Na medida, a Prefeita do Prado, Mayra Brito, adotou a prerrogativa da autotutela, quando a administração pública pode rever seus próprios atos, sob o manto da Supremacia do Interesse Público Municipal, sem que isso importe em reconhecimento da existência de qualquer nulidade.

A justificativa para a medida de cancelamento foi a insegurança jurídica causada pela ação da justiça, ao suspender todos os atos do concurso público, o que, na prática, inviabilizaria o prosseguimento do certame e acarretaria prejuizos de ordem moral e material aos participantes do concurso.

A Prefeita também sustentou danos ao regular funcionamento da máquina administrativa, na medida que frustraria o Termo do Ajustamento do Conduta (TAC), firmado com o Ministério Público, nos autos do Procedimento Preparatórlo de Inquérito Civil de N° 234.0209241/2016, comprometimento da realização do concurso público de provas e titulos para o provimentode diversos cargos da administração pública municipal.

Desse modo, todos os atos do concurso público, realizado através do edital N°01/2017 estão anulados e a empresa realizadora, Ágora Consultoria LTDA-ME, no prazo de 10 (dez) dias, ficou obrigada à devolução dos valores correspondentes ao pagamento das inscrições, depositando diretamente aos cofres públicos do município.

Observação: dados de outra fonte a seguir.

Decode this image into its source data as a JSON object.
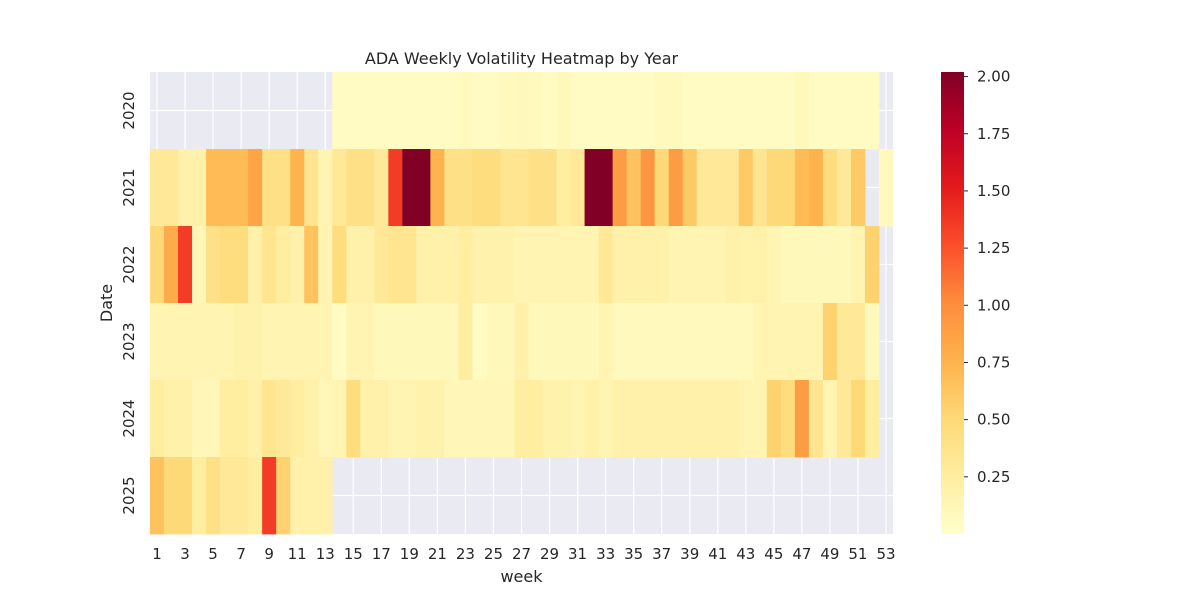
{
  "chart_data": {
    "type": "heatmap",
    "title": "ADA Weekly Volatility Heatmap by Year",
    "xlabel": "week",
    "ylabel": "Date",
    "years": [
      "2020",
      "2021",
      "2022",
      "2023",
      "2024",
      "2025"
    ],
    "weeks_range": [
      1,
      53
    ],
    "x_tick_labels": [
      "1",
      "3",
      "5",
      "7",
      "9",
      "11",
      "13",
      "15",
      "17",
      "19",
      "21",
      "23",
      "25",
      "27",
      "29",
      "31",
      "33",
      "35",
      "37",
      "39",
      "41",
      "43",
      "45",
      "47",
      "49",
      "51",
      "53"
    ],
    "colorbar": {
      "vmin": 0.0,
      "vmax": 2.02,
      "ticks": [
        2.0,
        1.75,
        1.5,
        1.25,
        1.0,
        0.75,
        0.5,
        0.25
      ],
      "tick_labels": [
        "2.00",
        "1.75",
        "1.50",
        "1.25",
        "1.00",
        "0.75",
        "0.50",
        "0.25"
      ],
      "colormap": "YlOrRd"
    },
    "grid": true,
    "background_color": "#eaeaf2",
    "values": [
      [
        null,
        null,
        null,
        null,
        null,
        null,
        null,
        null,
        null,
        null,
        null,
        null,
        null,
        0.06,
        0.06,
        0.06,
        0.06,
        0.06,
        0.06,
        0.06,
        0.06,
        0.06,
        0.08,
        0.06,
        0.06,
        0.08,
        0.1,
        0.08,
        0.06,
        0.1,
        0.06,
        0.06,
        0.06,
        0.06,
        0.06,
        0.06,
        0.08,
        0.08,
        0.06,
        0.05,
        0.05,
        0.05,
        0.05,
        0.05,
        0.05,
        0.05,
        0.1,
        0.06,
        0.06,
        0.06,
        0.06,
        0.06,
        null
      ],
      [
        0.3,
        0.3,
        0.2,
        0.2,
        0.7,
        0.7,
        0.7,
        0.85,
        0.4,
        0.4,
        0.75,
        0.35,
        0.15,
        0.3,
        0.4,
        0.4,
        0.3,
        1.35,
        2.02,
        2.02,
        0.75,
        0.4,
        0.4,
        0.45,
        0.45,
        0.35,
        0.35,
        0.4,
        0.4,
        0.25,
        0.3,
        2.02,
        2.02,
        0.9,
        0.65,
        0.95,
        0.5,
        0.9,
        0.6,
        0.3,
        0.3,
        0.3,
        0.6,
        0.35,
        0.5,
        0.5,
        0.7,
        0.75,
        0.45,
        0.3,
        0.6,
        null,
        0.08
      ],
      [
        0.5,
        0.8,
        1.35,
        0.12,
        0.4,
        0.45,
        0.45,
        0.2,
        0.35,
        0.25,
        0.2,
        0.65,
        0.15,
        0.45,
        0.2,
        0.2,
        0.3,
        0.35,
        0.35,
        0.2,
        0.2,
        0.2,
        0.25,
        0.18,
        0.18,
        0.18,
        0.15,
        0.15,
        0.15,
        0.15,
        0.15,
        0.15,
        0.3,
        0.2,
        0.2,
        0.2,
        0.2,
        0.15,
        0.15,
        0.15,
        0.15,
        0.2,
        0.18,
        0.2,
        0.15,
        0.1,
        0.1,
        0.1,
        0.1,
        0.1,
        0.15,
        0.55,
        null
      ],
      [
        0.15,
        0.15,
        0.15,
        0.15,
        0.15,
        0.15,
        0.18,
        0.18,
        0.15,
        0.15,
        0.15,
        0.15,
        0.15,
        0.05,
        0.15,
        0.15,
        0.1,
        0.1,
        0.1,
        0.1,
        0.1,
        0.1,
        0.25,
        0.05,
        0.1,
        0.1,
        0.2,
        0.1,
        0.1,
        0.1,
        0.1,
        0.1,
        0.15,
        0.08,
        0.08,
        0.08,
        0.08,
        0.08,
        0.08,
        0.08,
        0.08,
        0.08,
        0.08,
        0.15,
        0.15,
        0.15,
        0.15,
        0.15,
        0.55,
        0.3,
        0.3,
        0.1,
        null
      ],
      [
        0.25,
        0.2,
        0.2,
        0.12,
        0.12,
        0.25,
        0.25,
        0.2,
        0.35,
        0.3,
        0.25,
        0.2,
        0.12,
        0.15,
        0.45,
        0.2,
        0.2,
        0.15,
        0.15,
        0.18,
        0.18,
        0.12,
        0.12,
        0.12,
        0.12,
        0.12,
        0.25,
        0.25,
        0.18,
        0.18,
        0.15,
        0.2,
        0.15,
        0.2,
        0.2,
        0.2,
        0.2,
        0.2,
        0.2,
        0.2,
        0.2,
        0.2,
        0.15,
        0.15,
        0.55,
        0.45,
        0.9,
        0.35,
        0.15,
        0.3,
        0.5,
        0.25,
        null
      ],
      [
        0.65,
        0.5,
        0.5,
        0.25,
        0.4,
        0.3,
        0.3,
        0.25,
        1.35,
        0.55,
        0.2,
        0.2,
        0.2,
        null,
        null,
        null,
        null,
        null,
        null,
        null,
        null,
        null,
        null,
        null,
        null,
        null,
        null,
        null,
        null,
        null,
        null,
        null,
        null,
        null,
        null,
        null,
        null,
        null,
        null,
        null,
        null,
        null,
        null,
        null,
        null,
        null,
        null,
        null,
        null,
        null,
        null,
        null,
        null
      ]
    ]
  }
}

A Secretaria Municipal de Administração ficou encarregada de devolver, individualmente, o valor das inscrições à cada um dos candidatos, mediante requerimento da parte interessada.

Também determinou à essa secretaria adotar as medidas necessárias para apurar as supostas ilegalidades enumeradas pela recomendação de N° 001/2018, da lavra do Ministério Público do Estado da Bahia (MPE/BA).